I’ve got a recursive descent parser for message pack that I want to allocate with.
The user provides their type, and the generics take care of the rest. Whatever I return, the user will just have to clean up themselves.
pub fn decodeAlloc(allocator: std.mem.Allocator, comptime T: type, in: []const u8) error{ OutOfMemory, Invalid }!T {
var fbs = std.io.fixedBufferStream(in);
var arena = std.heap.ArenaAllocator.init(allocator);
errdefer arena.deinit();
const res = decodeAny(T, fbs.reader(), fbs.seekableStream(), arena.allocator()) catch |err| switch (err) {
error.OutOfMemory => return error.OutOfMemory,
error.Invalid => return error.Invalid,
error.EndOfStream => return error.Invalid,
};
if (fbs.pos != fbs.buffer.len) return error.Invalid;
return res;
}
test "decode slice bools" {
const decoded = try decodeAlloc(std.testing.allocator, []bool, &.{ 0b10010011, 0xc3, 0xc2, 0xc3 });
defer std.testing.allocator.free(decoded);
const expected: []const bool = &.{ true, false, true };
try std.testing.expectEqualSlices(bool, expected, decoded);
}
Did you spot the bug?
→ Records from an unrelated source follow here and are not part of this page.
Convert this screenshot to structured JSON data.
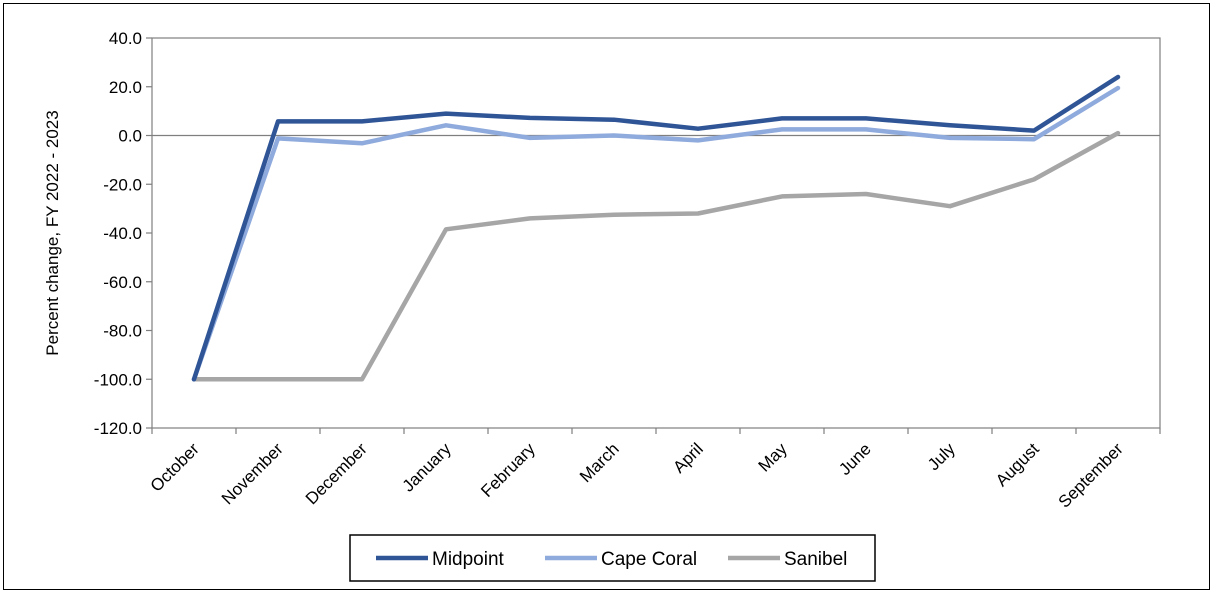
{
  "chart_data": {
    "type": "line",
    "title": "",
    "ylabel": "Percent change, FY 2022 - 2023",
    "xlabel": "",
    "ylim": [
      -120,
      40
    ],
    "yticks": [
      40,
      20,
      0,
      -20,
      -40,
      -60,
      -80,
      -100,
      -120
    ],
    "ytick_labels": [
      "40.0",
      "20.0",
      "0.0",
      "-20.0",
      "-40.0",
      "-60.0",
      "-80.0",
      "-100.0",
      "-120.0"
    ],
    "grid": false,
    "legend_position": "bottom",
    "categories": [
      "October",
      "November",
      "December",
      "January",
      "February",
      "March",
      "April",
      "May",
      "June",
      "July",
      "August",
      "September"
    ],
    "series": [
      {
        "name": "Midpoint",
        "color": "#2F5597",
        "values": [
          -100,
          5.8,
          5.8,
          9,
          7.2,
          6.5,
          2.8,
          7,
          7,
          4.2,
          2,
          24
        ]
      },
      {
        "name": "Cape Coral",
        "color": "#8FAADC",
        "values": [
          -100,
          -1.2,
          -3.2,
          4.2,
          -1,
          0,
          -2,
          2.5,
          2.5,
          -1,
          -1.5,
          19.5
        ]
      },
      {
        "name": "Sanibel",
        "color": "#A6A6A6",
        "values": [
          -100,
          -100,
          -100,
          -38.5,
          -34,
          -32.5,
          -32,
          -25,
          -24,
          -29,
          -18,
          1
        ]
      }
    ]
  }
}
The arena allocator has “overhead”. On each allocation, it needs to allocate some extra stuff to track what it has allocated. On the happy path, I leak memory in decodeAlloc
due to this extra memory usage.
How do I fix this? The primary reason I am using an arena is that I can happily decode a stream without errors, but if the stream does not end at the correct byte, I want to return an error. Is this a flaw in my decoding API? Should I just not return an error if the stream is too long, i.e. delete this line?
if (fbs.pos != fbs.buffer.len) return error.Invalid;
Maybe I could add an is_end: bool
parameter to my recursive decent parser but then I have to clutter every single parsing function with a check to see if its at the end.